@stolenyears
analysis paralysis
I like that. It rhymes. And it reflects one of my tendencies well. In addition to EMS, I am in a field that requires a lot of research and contemplation. That carries over to all sorts of things.
I nerd out on new topics till I exhaust the topic or myself - usually myself.
Acceptance is going to be a main topic in IC. My gut reaction to the idea is that acceptance is giving up. Rationally, I know that isn't the case. There is a battle of sorts between emotion and rational thinking that at times may get pretty irrational.
@TenaciousMe
The whys are a plague to me. I tend to evaluate my intentions and actions. I know why I'm doing something most of the time. I crave understanding and making sense of things.
I know that her whys will not be wholly rational. Some may make some sense to me. And I like a quote attributed to Jonathan Swift
"Reasoning will never make a Man correct an ill Opinion, which by Reasoning he never acquired"
Her making demands on the tail end of the latest reveal - I don't like it, but it fits with the wayward mindset she is still hopefully extricating herself. She accepts my understanding that waywardness is more than sex, but she accepts it mostly because she has a sense that her thinking is flawed.
The guy with whom she exchanged xrated letters, she had no interest in a PA. Infidelity is sex. No actual sex. No actual infidelity.
But at least she accepts that her thinking is flawed, while not yet being able to come fully into healthier thinking.
Her efforts have slowed quite a bit. For a year or so, she was pretty energized. Not that it was all good work. But it was really pretty great for someone who had lied for 20 years and avoided for 20 years.
We talked this morning.
Our anniversary has thrown her for a litany of triggers and some flooding. In June, it's 25 years. I have no desire to celebrate beyond the vacation we've saved up for.
I mostly enjoy her company. But the other hang up is she knows I act loving but feel no genuine love and only occasional warmth.
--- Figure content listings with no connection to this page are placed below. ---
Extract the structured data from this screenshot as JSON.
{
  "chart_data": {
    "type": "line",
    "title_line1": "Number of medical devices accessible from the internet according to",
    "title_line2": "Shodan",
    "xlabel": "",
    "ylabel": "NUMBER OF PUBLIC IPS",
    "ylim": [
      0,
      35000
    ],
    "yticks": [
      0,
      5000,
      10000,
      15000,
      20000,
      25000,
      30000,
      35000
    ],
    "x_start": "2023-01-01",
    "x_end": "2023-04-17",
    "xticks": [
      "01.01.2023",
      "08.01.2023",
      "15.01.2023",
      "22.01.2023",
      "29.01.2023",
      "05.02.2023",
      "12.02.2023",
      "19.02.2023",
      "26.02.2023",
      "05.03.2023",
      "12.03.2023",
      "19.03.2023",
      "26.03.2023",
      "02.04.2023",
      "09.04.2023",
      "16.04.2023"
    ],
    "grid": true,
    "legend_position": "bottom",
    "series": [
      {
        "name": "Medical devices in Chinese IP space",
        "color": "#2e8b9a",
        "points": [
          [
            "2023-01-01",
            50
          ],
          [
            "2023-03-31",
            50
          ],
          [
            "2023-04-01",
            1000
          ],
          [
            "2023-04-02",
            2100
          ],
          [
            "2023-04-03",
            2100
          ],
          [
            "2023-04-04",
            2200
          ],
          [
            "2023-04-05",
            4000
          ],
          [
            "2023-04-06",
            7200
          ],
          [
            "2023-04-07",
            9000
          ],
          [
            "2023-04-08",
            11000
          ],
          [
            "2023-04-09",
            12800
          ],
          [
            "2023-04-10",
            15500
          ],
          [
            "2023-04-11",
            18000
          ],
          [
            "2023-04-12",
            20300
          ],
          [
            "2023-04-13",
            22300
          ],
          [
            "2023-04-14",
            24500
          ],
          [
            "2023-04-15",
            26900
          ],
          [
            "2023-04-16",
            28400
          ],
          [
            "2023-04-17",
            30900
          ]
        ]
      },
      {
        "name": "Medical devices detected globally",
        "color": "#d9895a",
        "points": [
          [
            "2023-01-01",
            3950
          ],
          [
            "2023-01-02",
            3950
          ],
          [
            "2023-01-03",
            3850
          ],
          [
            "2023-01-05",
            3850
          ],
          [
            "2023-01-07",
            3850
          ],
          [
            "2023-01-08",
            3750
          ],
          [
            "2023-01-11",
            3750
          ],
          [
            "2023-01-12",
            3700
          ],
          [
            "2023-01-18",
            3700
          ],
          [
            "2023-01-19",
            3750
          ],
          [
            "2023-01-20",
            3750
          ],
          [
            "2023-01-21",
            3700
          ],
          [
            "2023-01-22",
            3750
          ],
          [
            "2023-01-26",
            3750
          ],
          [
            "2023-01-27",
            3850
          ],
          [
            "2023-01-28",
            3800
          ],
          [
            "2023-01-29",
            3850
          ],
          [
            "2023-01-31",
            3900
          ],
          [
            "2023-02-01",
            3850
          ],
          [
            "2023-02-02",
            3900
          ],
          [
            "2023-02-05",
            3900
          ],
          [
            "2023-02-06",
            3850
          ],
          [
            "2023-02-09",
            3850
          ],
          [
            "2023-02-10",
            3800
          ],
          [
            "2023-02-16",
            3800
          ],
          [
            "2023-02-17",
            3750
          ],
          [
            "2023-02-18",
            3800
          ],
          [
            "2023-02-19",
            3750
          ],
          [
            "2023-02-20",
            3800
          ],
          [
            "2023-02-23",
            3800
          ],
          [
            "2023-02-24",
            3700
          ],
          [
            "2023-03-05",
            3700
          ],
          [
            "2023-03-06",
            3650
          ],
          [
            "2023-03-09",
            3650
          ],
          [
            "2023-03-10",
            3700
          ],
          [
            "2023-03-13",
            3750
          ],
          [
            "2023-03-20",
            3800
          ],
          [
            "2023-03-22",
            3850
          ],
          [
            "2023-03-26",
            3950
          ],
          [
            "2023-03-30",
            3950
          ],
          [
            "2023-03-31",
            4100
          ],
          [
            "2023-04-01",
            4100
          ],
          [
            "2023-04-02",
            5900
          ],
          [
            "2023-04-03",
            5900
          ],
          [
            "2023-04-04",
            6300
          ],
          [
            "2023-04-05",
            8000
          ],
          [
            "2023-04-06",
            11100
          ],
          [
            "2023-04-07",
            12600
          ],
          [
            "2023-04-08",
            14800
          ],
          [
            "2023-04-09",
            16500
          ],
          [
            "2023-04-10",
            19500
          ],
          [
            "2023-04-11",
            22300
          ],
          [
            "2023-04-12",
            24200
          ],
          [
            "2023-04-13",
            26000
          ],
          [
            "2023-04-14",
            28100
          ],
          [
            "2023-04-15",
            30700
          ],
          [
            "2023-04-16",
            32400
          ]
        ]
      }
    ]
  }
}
I think maybe after 2 plus years, she may be really seeing the magnitude of the consequences. This is not a short process. It breaks hearts, sometimes permanently. Good intentions aren't enough.
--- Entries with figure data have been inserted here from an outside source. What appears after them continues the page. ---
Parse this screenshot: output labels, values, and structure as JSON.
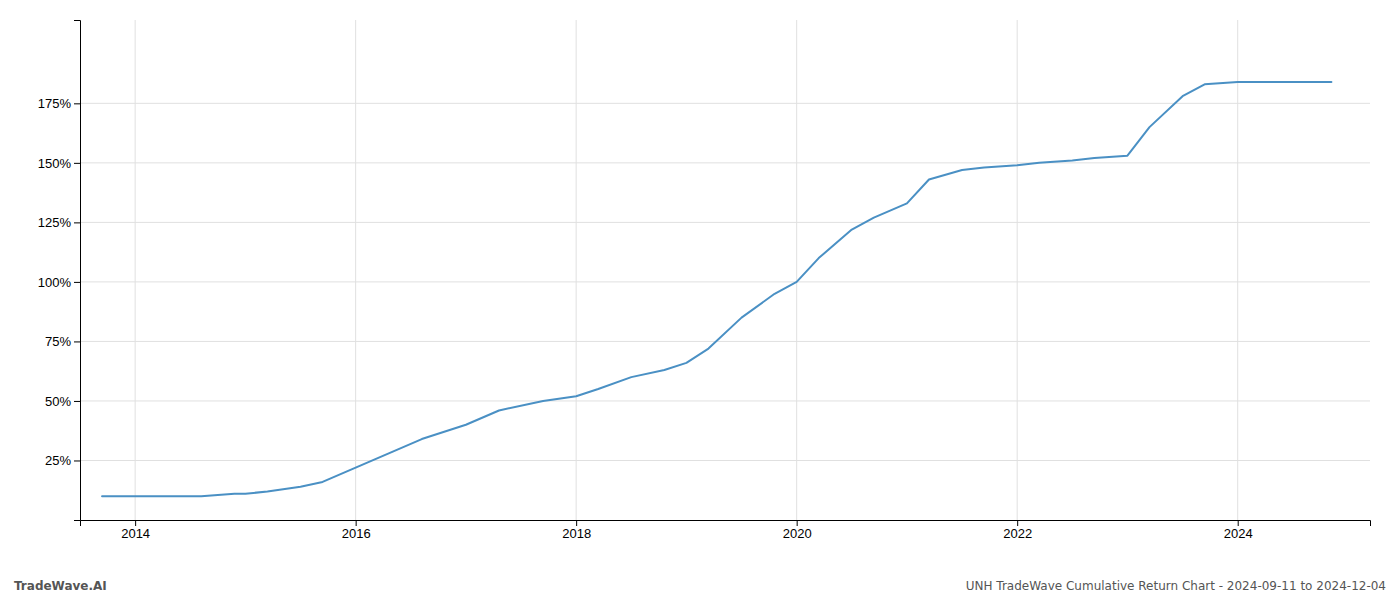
{
  "chart_data": {
    "type": "line",
    "annotations": [
      "TradeWave.AI",
      "UNH TradeWave Cumulative Return Chart - 2024-09-11 to 2024-12-04"
    ],
    "x": [
      2013.7,
      2014.0,
      2014.3,
      2014.6,
      2014.9,
      2015.0,
      2015.2,
      2015.5,
      2015.7,
      2016.0,
      2016.3,
      2016.6,
      2017.0,
      2017.3,
      2017.7,
      2018.0,
      2018.2,
      2018.5,
      2018.8,
      2019.0,
      2019.2,
      2019.5,
      2019.8,
      2020.0,
      2020.2,
      2020.5,
      2020.7,
      2021.0,
      2021.2,
      2021.5,
      2021.7,
      2022.0,
      2022.2,
      2022.5,
      2022.7,
      2023.0,
      2023.2,
      2023.5,
      2023.7,
      2024.0,
      2024.3,
      2024.6,
      2024.85
    ],
    "values": [
      10,
      10,
      10,
      10,
      11,
      11,
      12,
      14,
      16,
      22,
      28,
      34,
      40,
      46,
      50,
      52,
      55,
      60,
      63,
      66,
      72,
      85,
      95,
      100,
      110,
      122,
      127,
      133,
      143,
      147,
      148,
      149,
      150,
      151,
      152,
      153,
      165,
      178,
      183,
      184,
      184,
      184,
      184
    ],
    "color": "#4a90c4",
    "xlim": [
      2013.5,
      2025.2
    ],
    "ylim": [
      0,
      210
    ],
    "xticks": [
      2014,
      2016,
      2018,
      2020,
      2022,
      2024
    ],
    "yticks": [
      {
        "value": 25,
        "label": "25%"
      },
      {
        "value": 50,
        "label": "50%"
      },
      {
        "value": 75,
        "label": "75%"
      },
      {
        "value": 100,
        "label": "100%"
      },
      {
        "value": 125,
        "label": "125%"
      },
      {
        "value": 150,
        "label": "150%"
      },
      {
        "value": 175,
        "label": "175%"
      }
    ],
    "grid": true
  }
}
It's hard work that will take years. And that's the opposite of avoiding.
So I'm trying to find encouragement that she's engaging and not avoiding, even if her efforts are not internally driven.
Neither of us are emotionally where I hope we might end up. I think she read 2-5 years and hoped it would be 2 (not withstanding the recent EA admission). I saw 2-5 and then later 2-7 and thought that 2 would be a best case scenario and we weren't best case, and that I was willing to spend 7 years if it meant solid healing.
Guess which one of us is typically the more patient one? :)
And again, thank you for posting and sharing with me.